Edited by M. Borisute.
114 pages. Rishon Publications. $9.

This user-friendly haggadah will appeal to those with little or no knowledge of Hebrew. All prayers and songs appear in Hebrew and English, with transliteration. The Passover story is presented straightforwardly, although references to God are mostly masculine. Other haggadot should be consulted for activities to entertain younger children or discussion ideas that stimulate further debate.

Edited by Roberta Kalechofsky.
Micah Publications. $15.

Compiled from two earlier versions, The Journey of the Liberated Lamb and The Haggadah for the Vegetarian Family, this haggadah offers a collection of readings and ideas related to developing and articulating a respect for all living beings. There is a lot of material to digest here; the telling becomes extremely long, and the many readings--most in poetic form and varying in quality and interest--are presented in Hebrew and English.


Womans Institute of Contemporary Jewish Education. $8.

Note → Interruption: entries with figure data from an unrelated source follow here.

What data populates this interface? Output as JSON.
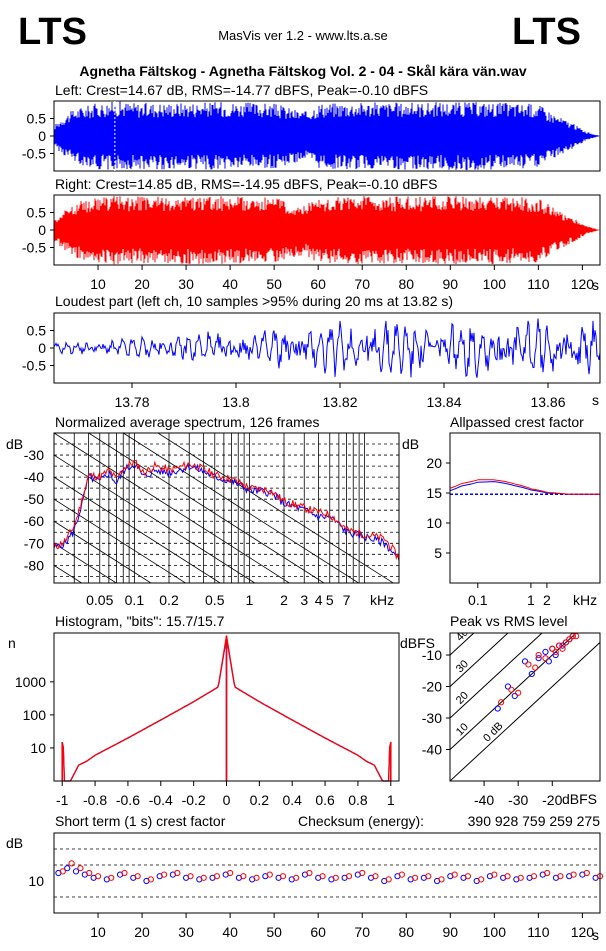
{
  "header": {
    "logo_left": "LTS",
    "logo_right": "LTS",
    "app_version": "MasVis ver 1.2 - www.lts.a.se",
    "file_title": "Agnetha Fältskog - Agnetha Fältskog Vol. 2 - 04 - Skål kära vän.wav"
  },
  "colors": {
    "left": "#0000ff",
    "right": "#ff0000",
    "axis": "#000000"
  },
  "chart_data": [
    {
      "id": "left-waveform",
      "type": "area",
      "title": "Left: Crest=14.67 dB, RMS=-14.77 dBFS, Peak=-0.10 dBFS",
      "yticks": [
        "0.5",
        "0",
        "-0.5"
      ],
      "ylim": [
        -1,
        1
      ],
      "xlim": [
        0,
        124
      ],
      "envelope_time_s": [
        0,
        2,
        5,
        10,
        14,
        20,
        30,
        40,
        50,
        57,
        60,
        70,
        80,
        90,
        100,
        110,
        114,
        118,
        121,
        124
      ],
      "envelope_peak": [
        0.3,
        0.55,
        0.8,
        0.95,
        1.0,
        0.95,
        0.97,
        0.98,
        0.93,
        0.7,
        0.95,
        0.97,
        0.96,
        0.98,
        0.97,
        0.92,
        0.6,
        0.35,
        0.12,
        0.0
      ]
    },
    {
      "id": "right-waveform",
      "type": "area",
      "title": "Right: Crest=14.85 dB, RMS=-14.95 dBFS, Peak=-0.10 dBFS",
      "yticks": [
        "0.5",
        "0",
        "-0.5"
      ],
      "ylim": [
        -1,
        1
      ],
      "xlim": [
        0,
        124
      ],
      "xticks": [
        "10",
        "20",
        "30",
        "40",
        "50",
        "60",
        "70",
        "80",
        "90",
        "100",
        "110",
        "120"
      ],
      "xunit": "s",
      "envelope_time_s": [
        0,
        2,
        5,
        10,
        14,
        20,
        30,
        40,
        50,
        57,
        60,
        70,
        80,
        90,
        100,
        110,
        114,
        118,
        121,
        124
      ],
      "envelope_peak": [
        0.3,
        0.55,
        0.8,
        0.95,
        1.0,
        0.95,
        0.97,
        0.98,
        0.93,
        0.7,
        0.95,
        0.97,
        0.96,
        0.98,
        0.97,
        0.92,
        0.6,
        0.35,
        0.12,
        0.0
      ]
    },
    {
      "id": "loudest-part",
      "type": "line",
      "title": "Loudest part (left  ch, 10 samples >95% during 20 ms at 13.82 s)",
      "yticks": [
        "0.5",
        "0",
        "-0.5"
      ],
      "ylim": [
        -1,
        1
      ],
      "xlim": [
        13.765,
        13.87
      ],
      "xticks": [
        "13.78",
        "13.8",
        "13.82",
        "13.84",
        "13.86"
      ],
      "xunit": "s"
    },
    {
      "id": "spectrum",
      "type": "line",
      "title": "Normalized average spectrum, 126 frames",
      "ylabel": "dB",
      "yticks": [
        "-30",
        "-40",
        "-50",
        "-60",
        "-70",
        "-80"
      ],
      "ylim": [
        -88,
        -20
      ],
      "xscale": "log",
      "xlim_khz": [
        0.02,
        20
      ],
      "xticks": [
        "0.05",
        "0.1",
        "0.2",
        "0.5",
        "1",
        "2",
        "3",
        "4",
        "5",
        "7"
      ],
      "xunit": "kHz",
      "series": [
        {
          "channel": "left",
          "x_khz": [
            0.02,
            0.025,
            0.03,
            0.04,
            0.05,
            0.06,
            0.07,
            0.08,
            0.1,
            0.12,
            0.15,
            0.2,
            0.3,
            0.5,
            0.7,
            1,
            1.5,
            2,
            3,
            4,
            5,
            7,
            10,
            15,
            20
          ],
          "y_db": [
            -72,
            -70,
            -64,
            -40,
            -42,
            -38,
            -43,
            -37,
            -34,
            -40,
            -37,
            -38,
            -35,
            -40,
            -42,
            -46,
            -47,
            -52,
            -55,
            -58,
            -58,
            -65,
            -67,
            -70,
            -78
          ]
        },
        {
          "channel": "right",
          "x_khz": [
            0.02,
            0.025,
            0.03,
            0.04,
            0.05,
            0.06,
            0.07,
            0.08,
            0.1,
            0.12,
            0.15,
            0.2,
            0.3,
            0.5,
            0.7,
            1,
            1.5,
            2,
            3,
            4,
            5,
            7,
            10,
            15,
            20
          ],
          "y_db": [
            -72,
            -69,
            -62,
            -39,
            -40,
            -37,
            -41,
            -36,
            -33,
            -38,
            -35,
            -37,
            -34,
            -39,
            -41,
            -45,
            -46,
            -51,
            -54,
            -56,
            -57,
            -64,
            -66,
            -68,
            -77
          ]
        }
      ]
    },
    {
      "id": "allpassed-crest",
      "type": "line",
      "title": "Allpassed crest factor",
      "ylabel": "dB",
      "yticks": [
        "20",
        "15",
        "10",
        "5"
      ],
      "ylim": [
        0,
        25
      ],
      "xscale": "log",
      "xlim_khz": [
        0.03,
        20
      ],
      "xticks": [
        "0.1",
        "1",
        "2"
      ],
      "xunit": "kHz",
      "reference_db": 14.8,
      "series": [
        {
          "channel": "left",
          "x_khz": [
            0.03,
            0.05,
            0.1,
            0.2,
            0.5,
            1,
            2,
            5,
            10,
            20
          ],
          "y_db": [
            15.4,
            16.2,
            16.8,
            16.9,
            16.2,
            15.5,
            15.0,
            14.8,
            14.8,
            14.8
          ]
        },
        {
          "channel": "right",
          "x_khz": [
            0.03,
            0.05,
            0.1,
            0.2,
            0.5,
            1,
            2,
            5,
            10,
            20
          ],
          "y_db": [
            15.8,
            16.6,
            17.2,
            17.2,
            16.5,
            15.7,
            15.1,
            14.8,
            14.8,
            14.8
          ]
        }
      ]
    },
    {
      "id": "histogram",
      "type": "bar",
      "title": "Histogram, \"bits\": 15.7/15.7",
      "ylabel": "n",
      "yscale": "log",
      "yticks": [
        "1000",
        "100",
        "10"
      ],
      "ylim": [
        1,
        30000
      ],
      "xlim": [
        -1.05,
        1.05
      ],
      "xticks": [
        "-1",
        "-0.8",
        "-0.6",
        "-0.4",
        "-0.2",
        "0",
        "0.2",
        "0.4",
        "0.6",
        "0.8",
        "1"
      ],
      "series": [
        {
          "channel": "left",
          "x": [
            -1.0,
            -0.95,
            -0.9,
            -0.85,
            -0.8,
            -0.6,
            -0.4,
            -0.2,
            -0.05,
            0,
            0.05,
            0.2,
            0.4,
            0.6,
            0.8,
            0.85,
            0.9,
            0.95,
            1.0
          ],
          "y": [
            15,
            0,
            3,
            4,
            6,
            20,
            70,
            250,
            700,
            22000,
            700,
            250,
            70,
            20,
            6,
            4,
            3,
            0,
            15
          ]
        },
        {
          "channel": "right",
          "x": [
            -1.0,
            -0.95,
            -0.9,
            -0.85,
            -0.8,
            -0.6,
            -0.4,
            -0.2,
            -0.05,
            0,
            0.05,
            0.2,
            0.4,
            0.6,
            0.8,
            0.85,
            0.9,
            0.95,
            1.0
          ],
          "y": [
            15,
            0,
            3,
            4,
            6,
            20,
            70,
            250,
            700,
            25000,
            700,
            250,
            70,
            20,
            6,
            4,
            3,
            0,
            15
          ]
        }
      ]
    },
    {
      "id": "peak-vs-rms",
      "type": "scatter",
      "title": "Peak vs RMS level",
      "ylabel": "dBFS",
      "xlabel": "dBFS",
      "yticks": [
        "-10",
        "-20",
        "-30",
        "-40"
      ],
      "xticks": [
        "-40",
        "-30",
        "-20"
      ],
      "xlim": [
        -50,
        -6
      ],
      "ylim": [
        -50,
        -3
      ],
      "diagonal_labels": [
        "40",
        "30",
        "20",
        "10",
        "0 dB"
      ],
      "series": [
        {
          "channel": "left",
          "x": [
            -36,
            -33,
            -31,
            -28,
            -26,
            -24,
            -22,
            -21,
            -20,
            -19,
            -18,
            -17,
            -16,
            -15,
            -14
          ],
          "y": [
            -27,
            -20,
            -23,
            -12,
            -16,
            -11,
            -9,
            -12,
            -8,
            -10,
            -7,
            -7,
            -6,
            -5,
            -4
          ]
        },
        {
          "channel": "right",
          "x": [
            -35,
            -32,
            -30,
            -27,
            -25,
            -24,
            -22,
            -20,
            -19,
            -18,
            -17,
            -16,
            -15,
            -14,
            -13
          ],
          "y": [
            -25,
            -21,
            -22,
            -13,
            -14,
            -10,
            -11,
            -8,
            -9,
            -7,
            -8,
            -6,
            -5,
            -4,
            -4
          ]
        }
      ]
    },
    {
      "id": "short-term-crest",
      "type": "scatter",
      "title": "Short term (1 s) crest factor",
      "checksum_label": "Checksum (energy):",
      "checksum_value": "390 928 759 259 275",
      "ylabel": "dB",
      "yticks": [
        "10"
      ],
      "ylim": [
        0,
        25
      ],
      "xlim": [
        0,
        124
      ],
      "xticks": [
        "10",
        "20",
        "30",
        "40",
        "50",
        "60",
        "70",
        "80",
        "90",
        "100",
        "110",
        "120"
      ],
      "xunit": "s",
      "series": [
        {
          "channel": "left",
          "x": [
            1,
            3,
            5,
            7,
            9,
            12,
            15,
            18,
            21,
            24,
            27,
            30,
            33,
            36,
            39,
            42,
            45,
            48,
            51,
            54,
            57,
            60,
            63,
            66,
            69,
            72,
            75,
            78,
            81,
            84,
            87,
            90,
            93,
            96,
            99,
            102,
            105,
            108,
            111,
            114,
            117,
            120,
            123
          ],
          "y": [
            12.5,
            14,
            13,
            12,
            11,
            10.5,
            12,
            11,
            10,
            11.5,
            12,
            11,
            10.5,
            11,
            12,
            11,
            10.5,
            11.5,
            11,
            10.5,
            12,
            11,
            10.5,
            11,
            12,
            11,
            10,
            11.5,
            10.5,
            11,
            10,
            11.5,
            11,
            10,
            11.5,
            11,
            10.5,
            11,
            12,
            11,
            11.5,
            12,
            11
          ]
        },
        {
          "channel": "right",
          "x": [
            2,
            4,
            6,
            8,
            10,
            13,
            16,
            19,
            22,
            25,
            28,
            31,
            34,
            37,
            40,
            43,
            46,
            49,
            52,
            55,
            58,
            61,
            64,
            67,
            70,
            73,
            76,
            79,
            82,
            85,
            88,
            91,
            94,
            97,
            100,
            103,
            106,
            109,
            112,
            115,
            118,
            121,
            124
          ],
          "y": [
            13,
            15.5,
            14,
            12.5,
            11.5,
            11,
            12.5,
            11.5,
            10.5,
            12,
            12.5,
            11.5,
            11,
            11.5,
            12.5,
            11.5,
            11,
            12,
            11.5,
            11,
            12.5,
            11.5,
            11,
            11.5,
            12.5,
            11.5,
            10.5,
            12,
            11,
            11.5,
            10.5,
            12,
            11.5,
            10.5,
            12,
            11.5,
            11,
            11.5,
            12.5,
            11.5,
            12,
            12.5,
            11.5
          ]
        }
      ]
    }
  ]
}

Published in 1980, this is the grandmother of the feminist haggadah. The editors suggest that the seventh night of Passover is the time "when we could rest and recline as free women." The women who developed this seder have created specific rituals for their group: embroidering a pillow with that year's leader's name on it, reading entries from an annual writing contest, and giving away a tuition-free class as an afikomen prize. The Four Questions are directed at four foremothers: the judge and prophet Deborah ("Mother, why is this night different from all other nights?") to B'ruria, a scholar from talmudic times; to Hannah Senesh, a martyr to Zionism during the Holocaust; and to Gluckel of Hamlen, a medieval mother and businesswoman whose memoirs tell of her strength and character.

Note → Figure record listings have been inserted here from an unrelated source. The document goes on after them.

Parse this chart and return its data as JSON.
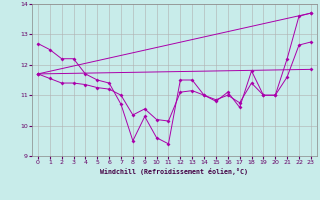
{
  "background_color": "#c8ecea",
  "grid_color": "#b0b0b0",
  "line_color": "#aa00aa",
  "xlabel": "Windchill (Refroidissement éolien,°C)",
  "xlim": [
    -0.5,
    23.5
  ],
  "ylim": [
    9,
    14
  ],
  "yticks": [
    9,
    10,
    11,
    12,
    13,
    14
  ],
  "xticks": [
    0,
    1,
    2,
    3,
    4,
    5,
    6,
    7,
    8,
    9,
    10,
    11,
    12,
    13,
    14,
    15,
    16,
    17,
    18,
    19,
    20,
    21,
    22,
    23
  ],
  "series": [
    {
      "x": [
        0,
        1,
        2,
        3,
        4,
        5,
        6,
        7,
        8,
        9,
        10,
        11,
        12,
        13,
        14,
        15,
        16,
        17,
        18,
        19,
        20,
        21,
        22,
        23
      ],
      "y": [
        12.7,
        12.5,
        12.2,
        12.2,
        11.7,
        11.5,
        11.4,
        10.7,
        9.5,
        10.3,
        9.6,
        9.4,
        11.5,
        11.5,
        11.0,
        10.8,
        11.1,
        10.6,
        11.8,
        11.0,
        11.0,
        12.2,
        13.6,
        13.7
      ]
    },
    {
      "x": [
        0,
        23
      ],
      "y": [
        11.7,
        11.85
      ]
    },
    {
      "x": [
        0,
        23
      ],
      "y": [
        11.7,
        13.7
      ]
    },
    {
      "x": [
        0,
        1,
        2,
        3,
        4,
        5,
        6,
        7,
        8,
        9,
        10,
        11,
        12,
        13,
        14,
        15,
        16,
        17,
        18,
        19,
        20,
        21,
        22,
        23
      ],
      "y": [
        11.7,
        11.55,
        11.4,
        11.4,
        11.35,
        11.25,
        11.2,
        11.0,
        10.35,
        10.55,
        10.2,
        10.15,
        11.1,
        11.15,
        11.0,
        10.85,
        11.0,
        10.75,
        11.4,
        11.0,
        11.0,
        11.6,
        12.65,
        12.75
      ]
    }
  ]
}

A Jewish Women's Celebration of Passover
Edited by Elaine Moise and Rebecca Schwartz.
36 pages. Rikudei Miriam.

The editors note that this haggadah is meant to supplement more traditional haggadot. They advise their readers to use "the framework of Passover and the liberation from Egypt as a metaphor through which to view the journeys and struggles of Jewish women." The voices of Sarah, Leah and Rachel mingle with those of Anne Frank, Emma Goldman and Queen Esther in the women-centered prayers and rituals that include preparing Miriam's Cup and placing an orange on the seder plate. This haggadah is filled with singing and dancing; it is a celebration of freedom as well as the hope that redemption is near.

The Ma'yan haggadah
Edited by Tamara R. Cohen.
128 pages. Ma'yan: The Jewish Women's Project. $12.

This haggadah was first developed for women's seders, and it is designed to be used for both alternative evening seders for women alone as well as a supplement to the family seder. It offers a full spectrum of possibilities--from choosing feminist readings to add to another seder, to using this as the sole haggadah for a family seder; the entire traditional seder is included in the Hebrew. To that end, on almost every page there is something added to the basic seder. For example, there might be a beautiful commentary explaining a Hebrew word, a section of the seder, or the editors' choices. "To answer why this night is different we begin the first telling of the story of slavery and redemption. Here the traditional text alternates with the imagined voices of Shifra and Puah, the Hebrew midwives whose heroism opens the Exodus story." Innovative rituals are also collected in this volume, presented with interesting photographs and artwork, and plenty of inspiring readings.

The Women's Haggadah
By E.M. Broner and Naomi Nimrod.
224 pages. Harper Collins.

This haggadah originated at a feminist seder and was popularized by Ms. magazine. "In small enclaves," the author writes, "women began meeting at holiday time [in the 1970s] and inserting themselves into text or composing new text." What emerged is this thin volume that contains a lot of good poetry (in modern Hebrew and English) and that celebrates women's roles in the Exodus from Egypt. But as a manual to conduct the seder, this does not serve as a haggadah. It follows neither the plan of the haggadah nor its text. It is perhaps best to use The Women's haggadah in conjunction with another more primary manual. However, bear in mind that its rich source of additional readings makes the seder an uplifting occasion for the women present.